「万能細胞」で新薬開発へ NEDOなどが開発に着手
2005年10月29日
ヒトの受精卵から作った胚(はい)性幹細胞(ES細胞)を新しい医薬品の評価に使う技術開発事業を、独立行政法人「新エネルギー・産業技術総合開発機構(NEDO)」が始める。ES細胞は長期間、無限に増殖でき、体のあらゆる組織や臓器に育つ可能性を持つ「万能細胞」とされ、この特性を生かす取り組みだ。
京都大再生医科学研究所(中辻憲夫所長)やアステラス製薬などのグループに委託し、今年度中に着手する。
新薬開発では、患者での臨床試験前に動物やヒトのがん細胞などで効果を確かめる。
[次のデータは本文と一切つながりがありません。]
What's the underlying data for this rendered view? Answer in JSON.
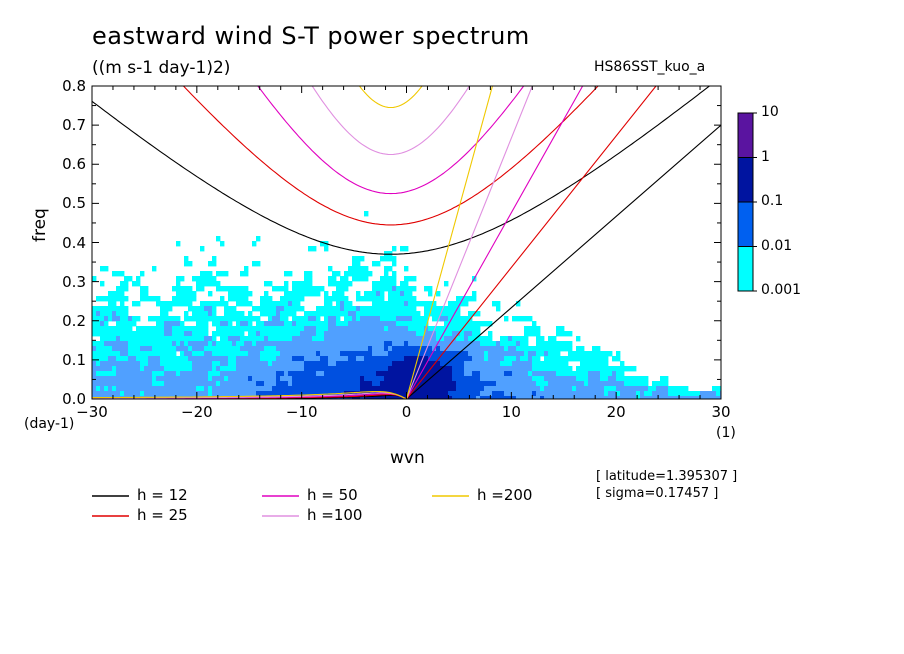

新しい事業では、これに代わってES細胞を使う。
ES細胞を病気にかかった組織の細胞に分化させ、新薬の候補となる化合物を働かせれば病気への効果がよりわかる。ES細胞を肝臓や心臓の細胞にして使えば毒性や安全性の確認もできる。臨床試験でないとわからなかったことが、事前に把握できる可能性が高まると期待されている。
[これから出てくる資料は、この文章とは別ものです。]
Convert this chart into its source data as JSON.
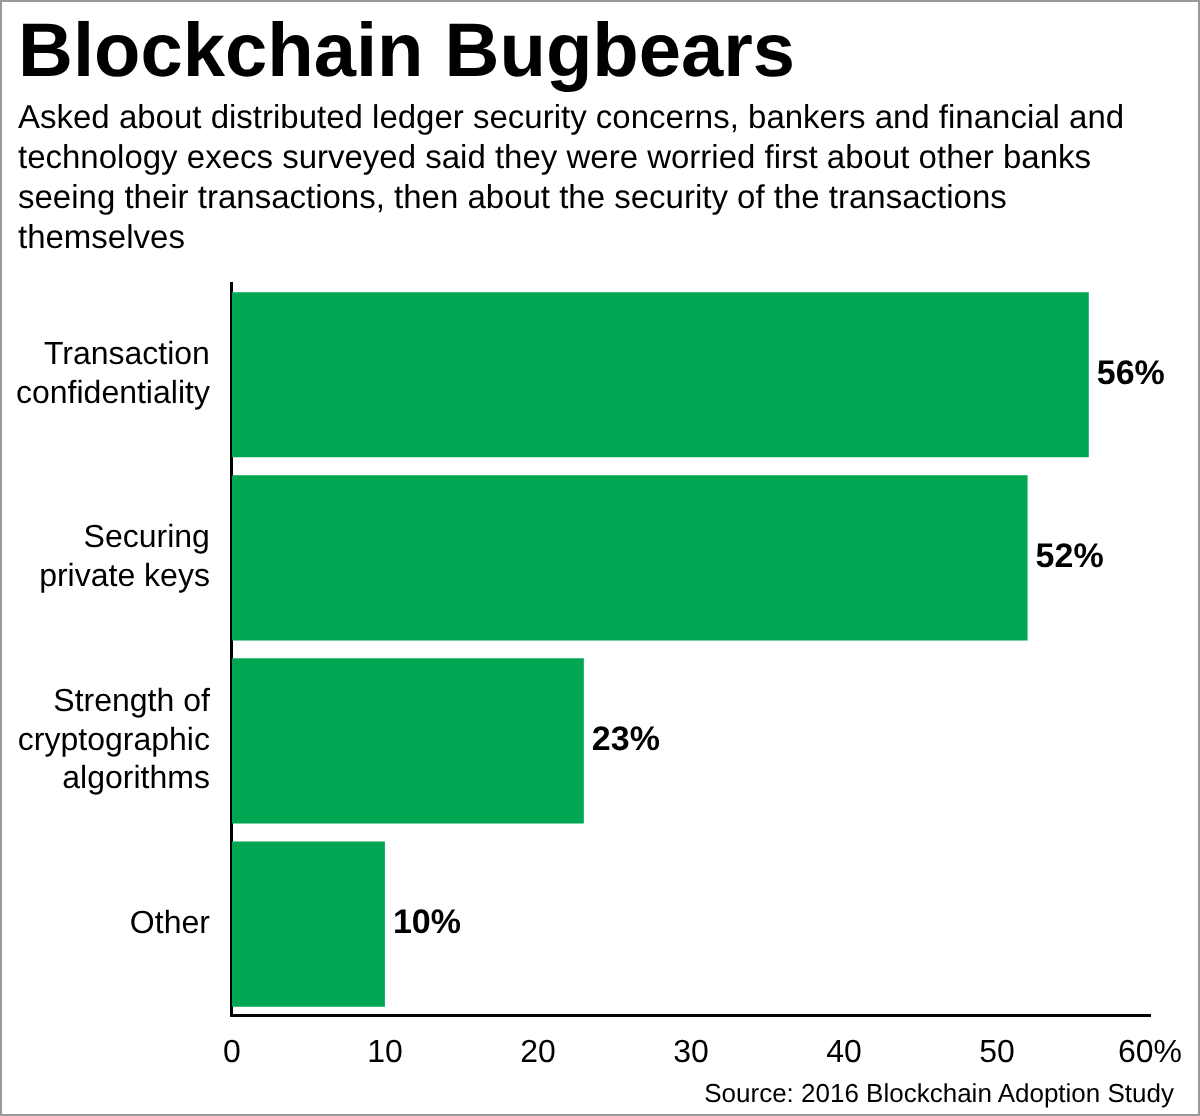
{
  "chart_data": {
    "type": "bar",
    "orientation": "horizontal",
    "title": "Blockchain Bugbears",
    "subtitle": "Asked about distributed ledger security concerns, bankers and financial and technology execs surveyed said they were worried first about other banks seeing their transactions, then about the security of the transactions themselves",
    "categories": [
      "Transaction confidentiality",
      "Securing private keys",
      "Strength of cryptographic algorithms",
      "Other"
    ],
    "values": [
      56,
      52,
      23,
      10
    ],
    "color": "#00a651",
    "value_labels": [
      "56%",
      "52%",
      "23%",
      "10%"
    ],
    "xlim": [
      0,
      60
    ],
    "xticks": [
      0,
      10,
      20,
      30,
      40,
      50,
      {
        "value": 60,
        "label": "60%"
      }
    ],
    "grid": false,
    "legend": false,
    "annotations": [
      "Source: 2016 Blockchain Adoption Study"
    ]
  }
}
臨床試験に入って新薬候補の危険性や効果の乏しさがわかると、巨額の開発費が無駄になる。そうしたリスクを回避できれば、薬価を下げることにもつながるという。
京大再生研は03年に国内で唯一、受精卵からのES細胞株樹立に成功し、これを特定の臓器や組織に分化させる研究に取り組む機関へ分配してきた。新事業をES細胞利用のもう一つの柱にすることを狙い、アステラス製薬などとの協力で技術を製薬業界に提供する方法も検討する。
当面はマウスやサルのES細胞で準備を進め、来年度以降、文部科学省にヒトES細胞の使用計画を申請する予定だ。現行指針ではこうした取り組みは認められている。